JAKARTA - Mata dunia saat ini melihat riwayat tenis Indonesia yang kini berada di titik nadir. Padahal, Indonesia pernah sangat terpandang di dunia tenis internasional. Di ajang SEA Games dan Asian Games, Indonesia sangat diperhitungkan.

Nama-nama seperti Justedjo Tarik, Atet Wijono, Tintus Arianto Wibowo, Suharyadi, dan Wailand Walalangi pernah mengukir sejarah dengan meraih medali emas sektor putra.

Untuk di sektor putri pun, nama-nama beken seperti Yayuk Basuki, Susana Anggarkusuma dan Angelique Widjaja benar-benar membanggakan dengan segudang prestasi.

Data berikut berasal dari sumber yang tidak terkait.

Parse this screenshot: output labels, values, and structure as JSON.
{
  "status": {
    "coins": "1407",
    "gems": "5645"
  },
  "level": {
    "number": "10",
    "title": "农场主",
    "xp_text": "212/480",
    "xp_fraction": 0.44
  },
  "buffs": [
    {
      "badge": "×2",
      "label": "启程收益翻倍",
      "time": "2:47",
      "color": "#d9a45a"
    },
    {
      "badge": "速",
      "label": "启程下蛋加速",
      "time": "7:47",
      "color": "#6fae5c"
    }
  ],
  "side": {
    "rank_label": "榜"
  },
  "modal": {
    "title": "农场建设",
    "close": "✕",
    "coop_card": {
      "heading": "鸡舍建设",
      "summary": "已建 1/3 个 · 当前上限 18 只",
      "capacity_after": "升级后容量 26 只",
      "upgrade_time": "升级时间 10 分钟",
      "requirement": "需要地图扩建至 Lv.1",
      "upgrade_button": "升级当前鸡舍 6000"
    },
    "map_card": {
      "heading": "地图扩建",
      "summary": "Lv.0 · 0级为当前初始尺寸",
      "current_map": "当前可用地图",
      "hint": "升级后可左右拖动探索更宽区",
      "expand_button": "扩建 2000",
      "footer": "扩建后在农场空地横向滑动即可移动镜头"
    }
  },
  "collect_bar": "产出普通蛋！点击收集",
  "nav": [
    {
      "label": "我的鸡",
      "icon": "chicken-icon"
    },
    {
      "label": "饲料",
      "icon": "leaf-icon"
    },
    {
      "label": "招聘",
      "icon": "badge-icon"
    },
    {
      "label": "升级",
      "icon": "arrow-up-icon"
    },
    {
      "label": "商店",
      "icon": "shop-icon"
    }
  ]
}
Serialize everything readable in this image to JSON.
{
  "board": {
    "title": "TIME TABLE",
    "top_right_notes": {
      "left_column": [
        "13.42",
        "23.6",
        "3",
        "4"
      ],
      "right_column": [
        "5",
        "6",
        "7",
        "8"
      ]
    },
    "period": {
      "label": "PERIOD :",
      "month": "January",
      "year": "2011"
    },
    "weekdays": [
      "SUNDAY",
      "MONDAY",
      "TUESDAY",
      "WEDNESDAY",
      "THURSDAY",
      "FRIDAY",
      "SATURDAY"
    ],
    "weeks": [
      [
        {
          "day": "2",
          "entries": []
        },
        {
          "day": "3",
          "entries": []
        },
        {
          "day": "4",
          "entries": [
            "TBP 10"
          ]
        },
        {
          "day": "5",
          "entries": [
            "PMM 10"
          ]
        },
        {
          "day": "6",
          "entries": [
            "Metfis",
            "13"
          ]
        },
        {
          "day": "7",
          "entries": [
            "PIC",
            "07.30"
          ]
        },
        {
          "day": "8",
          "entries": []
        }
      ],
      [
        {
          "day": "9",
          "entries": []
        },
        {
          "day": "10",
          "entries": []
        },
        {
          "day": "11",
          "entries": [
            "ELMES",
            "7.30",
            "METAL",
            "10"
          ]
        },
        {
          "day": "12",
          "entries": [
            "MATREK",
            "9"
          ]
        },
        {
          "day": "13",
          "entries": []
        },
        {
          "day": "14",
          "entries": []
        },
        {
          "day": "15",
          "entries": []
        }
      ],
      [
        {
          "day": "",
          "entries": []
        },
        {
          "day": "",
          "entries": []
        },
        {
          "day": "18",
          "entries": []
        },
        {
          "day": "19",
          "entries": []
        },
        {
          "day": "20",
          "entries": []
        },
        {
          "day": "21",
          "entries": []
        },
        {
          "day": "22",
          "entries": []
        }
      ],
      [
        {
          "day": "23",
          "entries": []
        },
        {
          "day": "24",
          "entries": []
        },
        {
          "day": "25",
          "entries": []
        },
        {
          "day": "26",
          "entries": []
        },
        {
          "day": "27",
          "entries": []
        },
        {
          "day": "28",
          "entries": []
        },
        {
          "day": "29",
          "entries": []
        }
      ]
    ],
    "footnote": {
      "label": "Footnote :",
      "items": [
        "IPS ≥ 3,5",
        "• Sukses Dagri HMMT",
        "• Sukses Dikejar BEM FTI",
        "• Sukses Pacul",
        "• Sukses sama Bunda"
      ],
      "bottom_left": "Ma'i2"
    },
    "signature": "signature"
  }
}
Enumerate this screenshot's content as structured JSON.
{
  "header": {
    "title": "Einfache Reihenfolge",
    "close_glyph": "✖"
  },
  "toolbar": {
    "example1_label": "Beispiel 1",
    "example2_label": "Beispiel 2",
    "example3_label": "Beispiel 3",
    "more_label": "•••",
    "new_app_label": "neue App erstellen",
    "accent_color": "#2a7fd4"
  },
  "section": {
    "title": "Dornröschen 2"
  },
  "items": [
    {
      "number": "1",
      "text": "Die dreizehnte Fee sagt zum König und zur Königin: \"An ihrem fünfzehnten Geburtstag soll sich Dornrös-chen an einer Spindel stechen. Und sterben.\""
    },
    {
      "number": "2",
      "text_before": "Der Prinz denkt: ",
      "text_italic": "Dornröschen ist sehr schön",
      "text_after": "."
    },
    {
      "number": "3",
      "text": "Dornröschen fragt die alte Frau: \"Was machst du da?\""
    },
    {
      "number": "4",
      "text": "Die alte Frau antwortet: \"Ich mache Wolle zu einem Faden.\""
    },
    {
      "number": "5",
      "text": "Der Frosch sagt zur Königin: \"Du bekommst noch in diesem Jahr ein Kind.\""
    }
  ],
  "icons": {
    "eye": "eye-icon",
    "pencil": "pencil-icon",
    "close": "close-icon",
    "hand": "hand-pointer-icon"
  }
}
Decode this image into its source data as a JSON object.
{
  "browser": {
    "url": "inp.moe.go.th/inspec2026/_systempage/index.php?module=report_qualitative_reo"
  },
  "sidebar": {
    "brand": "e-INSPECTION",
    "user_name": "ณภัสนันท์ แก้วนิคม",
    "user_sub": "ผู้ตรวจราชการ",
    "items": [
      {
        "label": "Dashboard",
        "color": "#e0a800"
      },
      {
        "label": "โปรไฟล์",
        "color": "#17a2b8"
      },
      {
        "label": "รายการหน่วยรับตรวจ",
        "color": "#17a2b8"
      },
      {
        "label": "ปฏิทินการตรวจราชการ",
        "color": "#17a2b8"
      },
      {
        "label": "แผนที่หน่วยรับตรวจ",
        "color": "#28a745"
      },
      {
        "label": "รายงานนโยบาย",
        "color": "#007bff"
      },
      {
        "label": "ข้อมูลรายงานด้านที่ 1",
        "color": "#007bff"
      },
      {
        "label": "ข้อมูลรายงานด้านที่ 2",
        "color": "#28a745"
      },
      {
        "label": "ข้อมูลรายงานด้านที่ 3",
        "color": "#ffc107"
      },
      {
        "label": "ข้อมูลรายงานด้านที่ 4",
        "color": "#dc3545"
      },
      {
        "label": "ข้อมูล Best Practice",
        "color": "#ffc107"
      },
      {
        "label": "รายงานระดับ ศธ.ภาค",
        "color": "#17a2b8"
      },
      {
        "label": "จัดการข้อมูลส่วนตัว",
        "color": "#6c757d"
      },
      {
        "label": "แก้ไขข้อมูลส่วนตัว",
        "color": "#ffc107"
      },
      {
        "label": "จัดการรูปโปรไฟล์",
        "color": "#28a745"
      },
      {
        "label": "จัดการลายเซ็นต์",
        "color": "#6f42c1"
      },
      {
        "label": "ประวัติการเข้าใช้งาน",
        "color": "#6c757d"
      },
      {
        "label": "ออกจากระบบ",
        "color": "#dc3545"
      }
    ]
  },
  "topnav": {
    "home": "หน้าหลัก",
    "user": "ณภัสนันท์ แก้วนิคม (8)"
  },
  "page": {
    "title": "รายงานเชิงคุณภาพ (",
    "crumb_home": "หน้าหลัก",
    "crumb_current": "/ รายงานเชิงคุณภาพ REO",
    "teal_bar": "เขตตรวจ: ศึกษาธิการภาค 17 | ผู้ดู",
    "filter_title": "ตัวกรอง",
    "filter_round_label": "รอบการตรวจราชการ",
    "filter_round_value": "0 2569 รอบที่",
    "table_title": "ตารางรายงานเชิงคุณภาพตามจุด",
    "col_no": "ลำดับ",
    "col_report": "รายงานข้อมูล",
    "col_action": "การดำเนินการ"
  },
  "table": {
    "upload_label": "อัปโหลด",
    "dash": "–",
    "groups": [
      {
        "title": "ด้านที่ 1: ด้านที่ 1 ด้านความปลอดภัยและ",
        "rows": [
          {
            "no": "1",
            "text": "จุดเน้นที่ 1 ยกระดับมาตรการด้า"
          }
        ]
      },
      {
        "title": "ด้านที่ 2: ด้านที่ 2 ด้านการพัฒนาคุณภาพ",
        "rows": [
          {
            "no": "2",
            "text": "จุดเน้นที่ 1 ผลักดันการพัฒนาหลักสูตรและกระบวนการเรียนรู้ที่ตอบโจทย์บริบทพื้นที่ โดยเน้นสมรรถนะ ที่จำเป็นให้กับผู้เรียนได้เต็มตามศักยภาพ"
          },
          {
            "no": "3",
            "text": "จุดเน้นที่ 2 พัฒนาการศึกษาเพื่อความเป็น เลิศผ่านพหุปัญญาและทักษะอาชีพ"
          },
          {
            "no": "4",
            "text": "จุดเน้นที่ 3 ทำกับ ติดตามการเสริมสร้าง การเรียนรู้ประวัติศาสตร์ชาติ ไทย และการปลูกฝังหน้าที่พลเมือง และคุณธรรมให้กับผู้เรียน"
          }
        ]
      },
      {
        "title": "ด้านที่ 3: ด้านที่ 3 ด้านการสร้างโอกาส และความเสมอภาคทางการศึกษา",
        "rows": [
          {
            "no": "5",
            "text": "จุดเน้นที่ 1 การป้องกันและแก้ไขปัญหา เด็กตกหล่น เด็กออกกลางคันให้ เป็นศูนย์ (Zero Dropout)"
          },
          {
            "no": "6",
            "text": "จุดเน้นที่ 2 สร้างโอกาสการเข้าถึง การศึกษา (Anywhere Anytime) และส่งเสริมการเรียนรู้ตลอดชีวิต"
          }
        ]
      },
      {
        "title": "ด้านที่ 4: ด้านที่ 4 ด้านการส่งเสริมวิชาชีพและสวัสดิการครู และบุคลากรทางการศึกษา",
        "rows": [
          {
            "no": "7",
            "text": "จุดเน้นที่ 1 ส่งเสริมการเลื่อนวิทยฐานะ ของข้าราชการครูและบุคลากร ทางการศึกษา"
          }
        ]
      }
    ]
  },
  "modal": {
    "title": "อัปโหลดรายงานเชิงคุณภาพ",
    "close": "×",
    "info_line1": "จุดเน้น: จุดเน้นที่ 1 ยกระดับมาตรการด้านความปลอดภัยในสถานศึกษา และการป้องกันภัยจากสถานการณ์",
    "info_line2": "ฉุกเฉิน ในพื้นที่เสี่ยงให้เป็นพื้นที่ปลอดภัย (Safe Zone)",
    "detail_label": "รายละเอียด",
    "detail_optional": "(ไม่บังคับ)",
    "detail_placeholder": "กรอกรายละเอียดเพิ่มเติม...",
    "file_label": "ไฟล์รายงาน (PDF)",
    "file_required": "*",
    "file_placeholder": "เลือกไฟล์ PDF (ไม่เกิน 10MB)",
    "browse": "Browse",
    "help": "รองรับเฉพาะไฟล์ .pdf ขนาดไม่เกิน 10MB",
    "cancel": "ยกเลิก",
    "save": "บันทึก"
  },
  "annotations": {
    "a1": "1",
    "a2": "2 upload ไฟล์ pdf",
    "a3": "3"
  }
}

Yayuk bukan hanya peraih dua emas Asian Games tetapi juga tercatat menjadi satu-satunya petenis Indonesia yang pernah bertengger di urutan 19 WTA untuk kategori tunggal dan sembilan untuk nomor ganda. Lalu, Angie yang berhasil membekuk sejumlah petenis hebat dunia seperti Dinara Safina, Anna Kournikova, Patty Schnyder serta Tamarine Tanasugarn.

"Tidak gampang membangun tenis Indonesia. Kini, materi pemain yang bisa diandalkan sulit didapatkan. Makanya, saya bilang dunia tenis Indonesia butuh figur seperti bu Martina Wijaya yang mencintai tenis dan bisa mengumpulkan dana. Sampai saat ini, saya salut dengan bu Martina yang sudah tidak menjabat Ketua Umum PB Pelti masih bersedia memberikan bantuan dalam persiapan Tim Tenis Indonesia menghadapi SEA Games Malaysia 2017 dan Asian Games Jakarta-Palembang 2018," kata Yayuk Basuki yang ditemui beberapa waktu lalu.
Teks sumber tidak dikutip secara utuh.